Mammograms increase the incidence of breast cancer as well as conditions such as DCIS in two significant ways. First, mammograms emit low-dose radiation into the breast area. Exposure to low level radiation by medical equipment is the second largest cause of radiation-induced cancer in the United States in general.
Dr. Johnnie Ham of Prestige Medical Center in Pismo Beach, California, puts the hypocrisy as well as the dangers of mammogram into perspective:
“At medical school one of the first things we’re taught when it comes to finding a tumor is, don’t touch it…yet with a mammogram you take that breast and.., smash!! Now [with mammography], we’re looking [to see] if something is there ─ and if something is there, there’s the chance of smashing that tumour and spreading it to the vasculature and lymphatic system.”
What Can You Do if You Have DCIS?
If you have been diagnosed with DCIS, don’t be fooled like Sandra Lee was into invasive and harmful procedures that may actually cause breast cancer. Instead, do your research, listen to what your body has to say, and seek the advice of a doctor or natural health practitioner that can give you ALL the facts as well as all of the options for preventative and proactive care.

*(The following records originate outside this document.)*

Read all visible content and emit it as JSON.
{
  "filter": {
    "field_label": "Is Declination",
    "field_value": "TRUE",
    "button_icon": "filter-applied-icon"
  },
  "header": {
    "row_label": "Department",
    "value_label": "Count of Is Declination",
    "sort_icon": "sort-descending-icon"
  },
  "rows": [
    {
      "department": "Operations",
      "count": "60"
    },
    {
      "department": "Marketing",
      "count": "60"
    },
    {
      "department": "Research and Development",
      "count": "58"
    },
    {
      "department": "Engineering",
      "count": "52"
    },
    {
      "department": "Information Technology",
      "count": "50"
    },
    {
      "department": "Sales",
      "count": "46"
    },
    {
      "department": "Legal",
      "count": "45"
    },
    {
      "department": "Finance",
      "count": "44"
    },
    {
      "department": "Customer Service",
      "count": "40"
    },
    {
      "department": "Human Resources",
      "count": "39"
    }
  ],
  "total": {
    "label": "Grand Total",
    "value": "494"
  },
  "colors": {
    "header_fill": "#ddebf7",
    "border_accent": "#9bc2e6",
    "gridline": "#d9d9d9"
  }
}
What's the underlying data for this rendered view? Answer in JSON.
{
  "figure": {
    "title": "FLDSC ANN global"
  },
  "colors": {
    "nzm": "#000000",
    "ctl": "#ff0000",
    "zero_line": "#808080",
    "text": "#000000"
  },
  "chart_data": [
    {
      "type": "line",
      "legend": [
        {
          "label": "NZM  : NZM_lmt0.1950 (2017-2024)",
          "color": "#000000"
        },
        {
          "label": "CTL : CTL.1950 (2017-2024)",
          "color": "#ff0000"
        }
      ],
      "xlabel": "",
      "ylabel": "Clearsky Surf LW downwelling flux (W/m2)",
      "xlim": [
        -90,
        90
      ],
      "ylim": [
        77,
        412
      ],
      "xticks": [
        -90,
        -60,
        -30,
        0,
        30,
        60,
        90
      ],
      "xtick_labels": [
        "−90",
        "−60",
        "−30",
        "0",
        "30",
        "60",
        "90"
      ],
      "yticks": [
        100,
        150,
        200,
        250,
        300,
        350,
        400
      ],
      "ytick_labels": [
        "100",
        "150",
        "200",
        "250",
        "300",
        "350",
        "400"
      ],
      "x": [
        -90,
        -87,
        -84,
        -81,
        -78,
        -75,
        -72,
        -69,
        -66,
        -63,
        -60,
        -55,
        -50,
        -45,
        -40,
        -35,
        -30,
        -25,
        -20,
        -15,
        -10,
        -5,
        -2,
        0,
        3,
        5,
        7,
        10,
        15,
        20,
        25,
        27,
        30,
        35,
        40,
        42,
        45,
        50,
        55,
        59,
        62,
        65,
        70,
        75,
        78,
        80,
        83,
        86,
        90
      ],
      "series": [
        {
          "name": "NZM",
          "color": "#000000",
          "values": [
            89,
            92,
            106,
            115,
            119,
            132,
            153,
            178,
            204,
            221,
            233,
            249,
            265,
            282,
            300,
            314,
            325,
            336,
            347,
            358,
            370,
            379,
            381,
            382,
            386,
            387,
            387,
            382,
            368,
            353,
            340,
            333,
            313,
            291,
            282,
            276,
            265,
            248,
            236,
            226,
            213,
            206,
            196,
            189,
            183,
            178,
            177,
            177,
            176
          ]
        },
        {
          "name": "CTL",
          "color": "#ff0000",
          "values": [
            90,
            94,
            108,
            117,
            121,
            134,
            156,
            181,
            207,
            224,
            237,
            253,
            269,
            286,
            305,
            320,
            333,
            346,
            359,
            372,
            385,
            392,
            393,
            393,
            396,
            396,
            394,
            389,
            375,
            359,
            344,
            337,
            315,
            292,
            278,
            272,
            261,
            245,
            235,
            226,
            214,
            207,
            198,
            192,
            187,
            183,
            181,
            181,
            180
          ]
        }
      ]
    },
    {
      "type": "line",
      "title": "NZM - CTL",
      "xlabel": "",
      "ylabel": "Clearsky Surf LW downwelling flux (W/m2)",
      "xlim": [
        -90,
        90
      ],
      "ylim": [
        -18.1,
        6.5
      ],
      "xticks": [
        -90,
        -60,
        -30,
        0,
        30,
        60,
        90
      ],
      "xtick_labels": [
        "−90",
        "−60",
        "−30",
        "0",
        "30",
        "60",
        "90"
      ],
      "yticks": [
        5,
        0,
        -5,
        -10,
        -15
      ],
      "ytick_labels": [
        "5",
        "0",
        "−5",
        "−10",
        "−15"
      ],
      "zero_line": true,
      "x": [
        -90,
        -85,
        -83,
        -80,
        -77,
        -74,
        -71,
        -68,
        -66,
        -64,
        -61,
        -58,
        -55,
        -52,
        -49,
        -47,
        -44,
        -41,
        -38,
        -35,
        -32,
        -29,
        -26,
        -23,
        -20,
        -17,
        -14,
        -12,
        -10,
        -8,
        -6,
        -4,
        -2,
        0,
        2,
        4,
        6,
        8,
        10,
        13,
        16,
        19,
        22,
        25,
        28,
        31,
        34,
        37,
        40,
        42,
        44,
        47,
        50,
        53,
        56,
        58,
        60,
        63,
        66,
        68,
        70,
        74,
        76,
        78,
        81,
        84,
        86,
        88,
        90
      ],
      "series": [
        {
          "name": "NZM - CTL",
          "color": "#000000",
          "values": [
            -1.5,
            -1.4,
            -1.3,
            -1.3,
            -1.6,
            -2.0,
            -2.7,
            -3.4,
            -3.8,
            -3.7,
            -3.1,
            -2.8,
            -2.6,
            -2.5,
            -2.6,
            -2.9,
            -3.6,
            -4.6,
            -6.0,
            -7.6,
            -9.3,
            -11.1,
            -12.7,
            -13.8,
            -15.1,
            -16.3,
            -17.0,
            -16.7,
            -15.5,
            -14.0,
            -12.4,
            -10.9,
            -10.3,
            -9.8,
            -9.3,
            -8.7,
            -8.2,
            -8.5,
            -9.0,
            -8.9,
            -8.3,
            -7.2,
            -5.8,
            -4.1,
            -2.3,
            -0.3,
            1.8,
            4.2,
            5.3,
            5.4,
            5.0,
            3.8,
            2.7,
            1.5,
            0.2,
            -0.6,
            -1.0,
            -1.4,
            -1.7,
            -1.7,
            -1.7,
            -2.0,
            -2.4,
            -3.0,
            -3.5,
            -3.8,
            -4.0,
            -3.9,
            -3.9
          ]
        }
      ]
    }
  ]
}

Unlike the medical professionals that counselled Sandra Lee, there are many conventional doctors who take a conservative, wait-and-see approach to DCIS. There are also non-invasive ways to monitor your breast health. Procedures such as thermography can detect inflammation in the breast tissue. The Oncoblot Test can detect cancerous cells long before mammography can, sometimes when tumors are no larger than the size of a pinhead.
Support your body overall with specific herbs, supplements, and fresh, organic foods. Live a healthy breast lifestyle (which is also a healthy body lifestyle) and monitor your breast health regularly in non-invasive ways. Remember: you are NOT a ticking time bomb if you have DCIS. In fact, time is on your side when it comes to healing from DCIS and creating a healthy breast protocol that is right for you.